Bilingualism and Speech TherapyDec 02, 2022
What is bilingualsim/ multilingualism?
Bilingualism is the ability to communicate in more than one language and can be thought of as a continuum of language skills in which proficiency in any of the languages used may fluctuate over time and across social settings, conversational partners, and topics, among other variables (Grossjean, 1989; Bialystok, 2001).
I am very grateful my parents never steered away from teaching my siblings and I our native language of Spanish. My first language spoken and heard was Spanish, however as I began school English became my dominant language. Now fast forward to my adulthood, I am proficient in both English and Spanish. So how does this come into play with my career? During my experience I have had a patient on my caseload whose chart read “Spanish speaking only”. I became the treating therapist as he was passed on to me from a previous monolingual therapist. Since he was a new patient on my caseload, I made sure to inform myself of his medical history, goals, and progress. Based on his goals, it appeared this patient was non-verbal (no verbal communication), beginning to imitate sounds (cars, animals), and use gestures to communicate.
In our first session, I took out my go-to farm animal book along with finger puppets, in hopes of providing opportunities to target his goal of imitating sounds. As I was placing the finger puppets one by one, the patient began to label all the animals in Spanish. I instantly looked at the patient’s mom, and then back to the patient. I proceeded to ask mom further questions regarding the patient’s language skills. Come to find out the patient was proficient in their native language of Spanish. I was able to explain to the parent the importance of having a therapist who was proficient in the patient’s dominant language or translator present. In this case, the goals/sounds targeted were already mastered! This patient would have greatly benefitted from skilled speech therapy in their native language!
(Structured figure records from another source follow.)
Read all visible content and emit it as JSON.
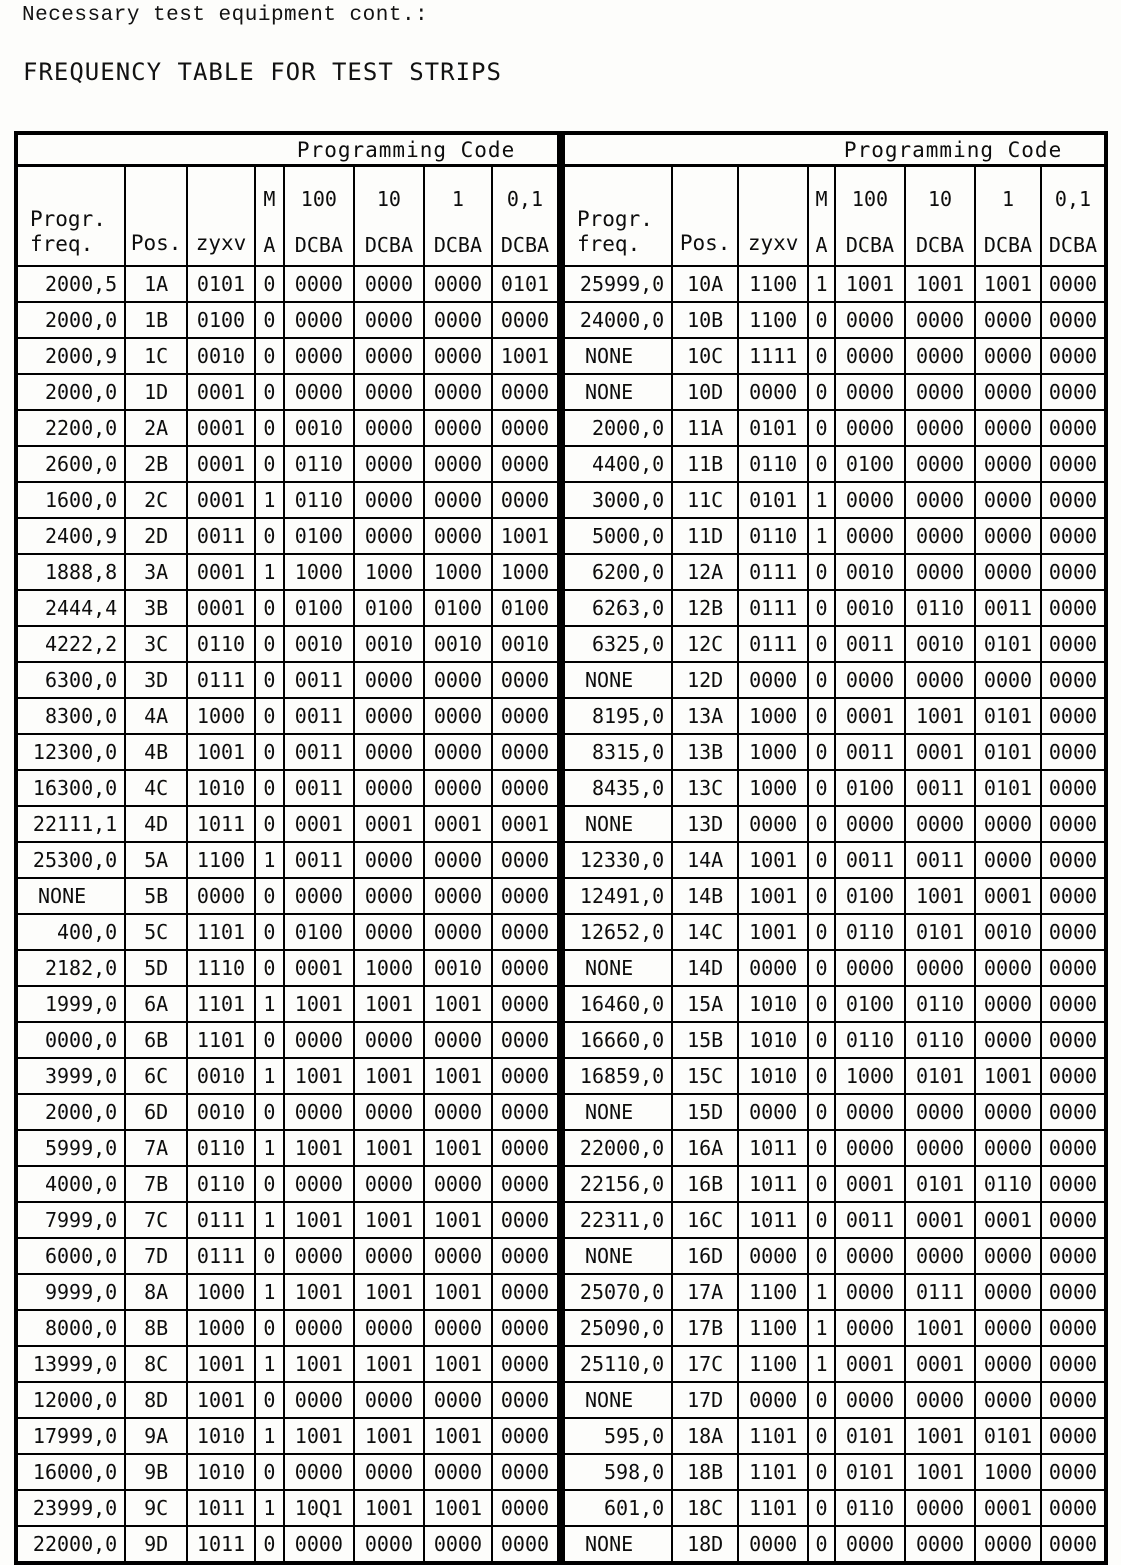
{
  "page": {
    "line1": "Necessary test equipment cont.:",
    "title": "FREQUENCY TABLE FOR TEST STRIPS"
  },
  "table": {
    "group_header": "Programming Code",
    "header": {
      "freq_line1": "Progr.",
      "freq_line2": "freq.",
      "pos": "Pos.",
      "zyxv": "zyxv",
      "m": "M",
      "a": "A",
      "w100": "100",
      "w10": "10",
      "w1": "1",
      "w01": "0,1",
      "dcba": "DCBA"
    },
    "left_rows": [
      [
        "2000,5",
        "1A",
        "0101",
        "0",
        "0000",
        "0000",
        "0000",
        "0101"
      ],
      [
        "2000,0",
        "1B",
        "0100",
        "0",
        "0000",
        "0000",
        "0000",
        "0000"
      ],
      [
        "2000,9",
        "1C",
        "0010",
        "0",
        "0000",
        "0000",
        "0000",
        "1001"
      ],
      [
        "2000,0",
        "1D",
        "0001",
        "0",
        "0000",
        "0000",
        "0000",
        "0000"
      ],
      [
        "2200,0",
        "2A",
        "0001",
        "0",
        "0010",
        "0000",
        "0000",
        "0000"
      ],
      [
        "2600,0",
        "2B",
        "0001",
        "0",
        "0110",
        "0000",
        "0000",
        "0000"
      ],
      [
        "1600,0",
        "2C",
        "0001",
        "1",
        "0110",
        "0000",
        "0000",
        "0000"
      ],
      [
        "2400,9",
        "2D",
        "0011",
        "0",
        "0100",
        "0000",
        "0000",
        "1001"
      ],
      [
        "1888,8",
        "3A",
        "0001",
        "1",
        "1000",
        "1000",
        "1000",
        "1000"
      ],
      [
        "2444,4",
        "3B",
        "0001",
        "0",
        "0100",
        "0100",
        "0100",
        "0100"
      ],
      [
        "4222,2",
        "3C",
        "0110",
        "0",
        "0010",
        "0010",
        "0010",
        "0010"
      ],
      [
        "6300,0",
        "3D",
        "0111",
        "0",
        "0011",
        "0000",
        "0000",
        "0000"
      ],
      [
        "8300,0",
        "4A",
        "1000",
        "0",
        "0011",
        "0000",
        "0000",
        "0000"
      ],
      [
        "12300,0",
        "4B",
        "1001",
        "0",
        "0011",
        "0000",
        "0000",
        "0000"
      ],
      [
        "16300,0",
        "4C",
        "1010",
        "0",
        "0011",
        "0000",
        "0000",
        "0000"
      ],
      [
        "22111,1",
        "4D",
        "1011",
        "0",
        "0001",
        "0001",
        "0001",
        "0001"
      ],
      [
        "25300,0",
        "5A",
        "1100",
        "1",
        "0011",
        "0000",
        "0000",
        "0000"
      ],
      [
        "NONE",
        "5B",
        "0000",
        "0",
        "0000",
        "0000",
        "0000",
        "0000"
      ],
      [
        "400,0",
        "5C",
        "1101",
        "0",
        "0100",
        "0000",
        "0000",
        "0000"
      ],
      [
        "2182,0",
        "5D",
        "1110",
        "0",
        "0001",
        "1000",
        "0010",
        "0000"
      ],
      [
        "1999,0",
        "6A",
        "1101",
        "1",
        "1001",
        "1001",
        "1001",
        "0000"
      ],
      [
        "0000,0",
        "6B",
        "1101",
        "0",
        "0000",
        "0000",
        "0000",
        "0000"
      ],
      [
        "3999,0",
        "6C",
        "0010",
        "1",
        "1001",
        "1001",
        "1001",
        "0000"
      ],
      [
        "2000,0",
        "6D",
        "0010",
        "0",
        "0000",
        "0000",
        "0000",
        "0000"
      ],
      [
        "5999,0",
        "7A",
        "0110",
        "1",
        "1001",
        "1001",
        "1001",
        "0000"
      ],
      [
        "4000,0",
        "7B",
        "0110",
        "0",
        "0000",
        "0000",
        "0000",
        "0000"
      ],
      [
        "7999,0",
        "7C",
        "0111",
        "1",
        "1001",
        "1001",
        "1001",
        "0000"
      ],
      [
        "6000,0",
        "7D",
        "0111",
        "0",
        "0000",
        "0000",
        "0000",
        "0000"
      ],
      [
        "9999,0",
        "8A",
        "1000",
        "1",
        "1001",
        "1001",
        "1001",
        "0000"
      ],
      [
        "8000,0",
        "8B",
        "1000",
        "0",
        "0000",
        "0000",
        "0000",
        "0000"
      ],
      [
        "13999,0",
        "8C",
        "1001",
        "1",
        "1001",
        "1001",
        "1001",
        "0000"
      ],
      [
        "12000,0",
        "8D",
        "1001",
        "0",
        "0000",
        "0000",
        "0000",
        "0000"
      ],
      [
        "17999,0",
        "9A",
        "1010",
        "1",
        "1001",
        "1001",
        "1001",
        "0000"
      ],
      [
        "16000,0",
        "9B",
        "1010",
        "0",
        "0000",
        "0000",
        "0000",
        "0000"
      ],
      [
        "23999,0",
        "9C",
        "1011",
        "1",
        "10Q1",
        "1001",
        "1001",
        "0000"
      ],
      [
        "22000,0",
        "9D",
        "1011",
        "0",
        "0000",
        "0000",
        "0000",
        "0000"
      ]
    ],
    "right_rows": [
      [
        "25999,0",
        "10A",
        "1100",
        "1",
        "1001",
        "1001",
        "1001",
        "0000"
      ],
      [
        "24000,0",
        "10B",
        "1100",
        "0",
        "0000",
        "0000",
        "0000",
        "0000"
      ],
      [
        "NONE",
        "10C",
        "1111",
        "0",
        "0000",
        "0000",
        "0000",
        "0000"
      ],
      [
        "NONE",
        "10D",
        "0000",
        "0",
        "0000",
        "0000",
        "0000",
        "0000"
      ],
      [
        "2000,0",
        "11A",
        "0101",
        "0",
        "0000",
        "0000",
        "0000",
        "0000"
      ],
      [
        "4400,0",
        "11B",
        "0110",
        "0",
        "0100",
        "0000",
        "0000",
        "0000"
      ],
      [
        "3000,0",
        "11C",
        "0101",
        "1",
        "0000",
        "0000",
        "0000",
        "0000"
      ],
      [
        "5000,0",
        "11D",
        "0110",
        "1",
        "0000",
        "0000",
        "0000",
        "0000"
      ],
      [
        "6200,0",
        "12A",
        "0111",
        "0",
        "0010",
        "0000",
        "0000",
        "0000"
      ],
      [
        "6263,0",
        "12B",
        "0111",
        "0",
        "0010",
        "0110",
        "0011",
        "0000"
      ],
      [
        "6325,0",
        "12C",
        "0111",
        "0",
        "0011",
        "0010",
        "0101",
        "0000"
      ],
      [
        "NONE",
        "12D",
        "0000",
        "0",
        "0000",
        "0000",
        "0000",
        "0000"
      ],
      [
        "8195,0",
        "13A",
        "1000",
        "0",
        "0001",
        "1001",
        "0101",
        "0000"
      ],
      [
        "8315,0",
        "13B",
        "1000",
        "0",
        "0011",
        "0001",
        "0101",
        "0000"
      ],
      [
        "8435,0",
        "13C",
        "1000",
        "0",
        "0100",
        "0011",
        "0101",
        "0000"
      ],
      [
        "NONE",
        "13D",
        "0000",
        "0",
        "0000",
        "0000",
        "0000",
        "0000"
      ],
      [
        "12330,0",
        "14A",
        "1001",
        "0",
        "0011",
        "0011",
        "0000",
        "0000"
      ],
      [
        "12491,0",
        "14B",
        "1001",
        "0",
        "0100",
        "1001",
        "0001",
        "0000"
      ],
      [
        "12652,0",
        "14C",
        "1001",
        "0",
        "0110",
        "0101",
        "0010",
        "0000"
      ],
      [
        "NONE",
        "14D",
        "0000",
        "0",
        "0000",
        "0000",
        "0000",
        "0000"
      ],
      [
        "16460,0",
        "15A",
        "1010",
        "0",
        "0100",
        "0110",
        "0000",
        "0000"
      ],
      [
        "16660,0",
        "15B",
        "1010",
        "0",
        "0110",
        "0110",
        "0000",
        "0000"
      ],
      [
        "16859,0",
        "15C",
        "1010",
        "0",
        "1000",
        "0101",
        "1001",
        "0000"
      ],
      [
        "NONE",
        "15D",
        "0000",
        "0",
        "0000",
        "0000",
        "0000",
        "0000"
      ],
      [
        "22000,0",
        "16A",
        "1011",
        "0",
        "0000",
        "0000",
        "0000",
        "0000"
      ],
      [
        "22156,0",
        "16B",
        "1011",
        "0",
        "0001",
        "0101",
        "0110",
        "0000"
      ],
      [
        "22311,0",
        "16C",
        "1011",
        "0",
        "0011",
        "0001",
        "0001",
        "0000"
      ],
      [
        "NONE",
        "16D",
        "0000",
        "0",
        "0000",
        "0000",
        "0000",
        "0000"
      ],
      [
        "25070,0",
        "17A",
        "1100",
        "1",
        "0000",
        "0111",
        "0000",
        "0000"
      ],
      [
        "25090,0",
        "17B",
        "1100",
        "1",
        "0000",
        "1001",
        "0000",
        "0000"
      ],
      [
        "25110,0",
        "17C",
        "1100",
        "1",
        "0001",
        "0001",
        "0000",
        "0000"
      ],
      [
        "NONE",
        "17D",
        "0000",
        "0",
        "0000",
        "0000",
        "0000",
        "0000"
      ],
      [
        "595,0",
        "18A",
        "1101",
        "0",
        "0101",
        "1001",
        "0101",
        "0000"
      ],
      [
        "598,0",
        "18B",
        "1101",
        "0",
        "0101",
        "1001",
        "1000",
        "0000"
      ],
      [
        "601,0",
        "18C",
        "1101",
        "0",
        "0110",
        "0000",
        "0001",
        "0000"
      ],
      [
        "NONE",
        "18D",
        "0000",
        "0",
        "0000",
        "0000",
        "0000",
        "0000"
      ]
    ]
  }
}
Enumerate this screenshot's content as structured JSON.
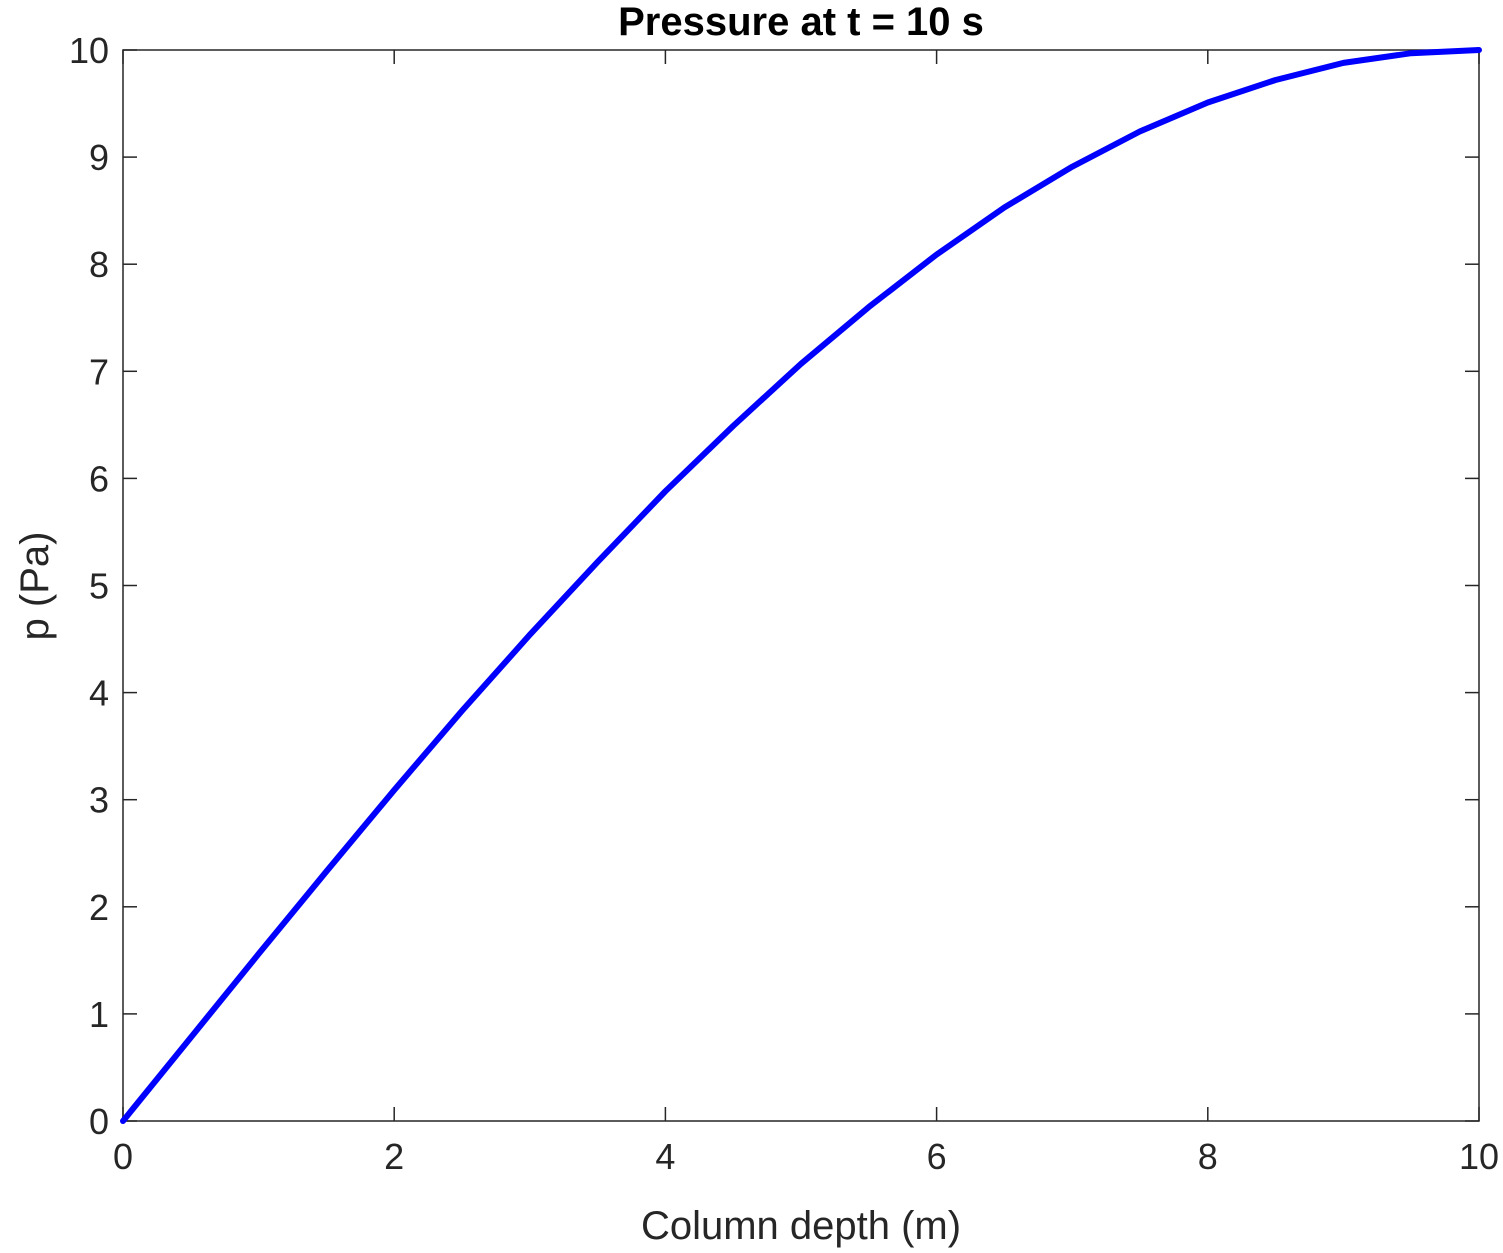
{
  "chart_data": {
    "type": "line",
    "title": "Pressure at t = 10 s",
    "xlabel": "Column depth (m)",
    "ylabel": "p (Pa)",
    "xlim": [
      0,
      10
    ],
    "ylim": [
      0,
      10
    ],
    "xticks": [
      "0",
      "2",
      "4",
      "6",
      "8",
      "10"
    ],
    "yticks": [
      "0",
      "1",
      "2",
      "3",
      "4",
      "5",
      "6",
      "7",
      "8",
      "9",
      "10"
    ],
    "grid": false,
    "box": true,
    "series": [
      {
        "color": "#0000ff",
        "x": [
          0,
          0.5,
          1,
          1.5,
          2,
          2.5,
          3,
          3.5,
          4,
          4.5,
          5,
          5.5,
          6,
          6.5,
          7,
          7.5,
          8,
          8.5,
          9,
          9.5,
          10
        ],
        "y": [
          0,
          0.78,
          1.56,
          2.33,
          3.09,
          3.83,
          4.54,
          5.22,
          5.88,
          6.49,
          7.07,
          7.6,
          8.09,
          8.53,
          8.91,
          9.24,
          9.51,
          9.72,
          9.88,
          9.97,
          10
        ]
      }
    ]
  }
}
As stated from ASHA, “Identifying a communication disorder in a bilingual individual requires careful consideration of the multitude of factors that influence communication skills. True communication disorders will be evident in all languages used by an individual; however, a skilled clinician will appropriately account for the process of language development, language loss, the impact of language dominance fluctuation, and the influence of dual language acquisition and use when differentiating between a disorder and a difference. Language dominance may fluctuate across a patient’s/client’s lifespan based on use and input and language history (Kohnert, 2012).”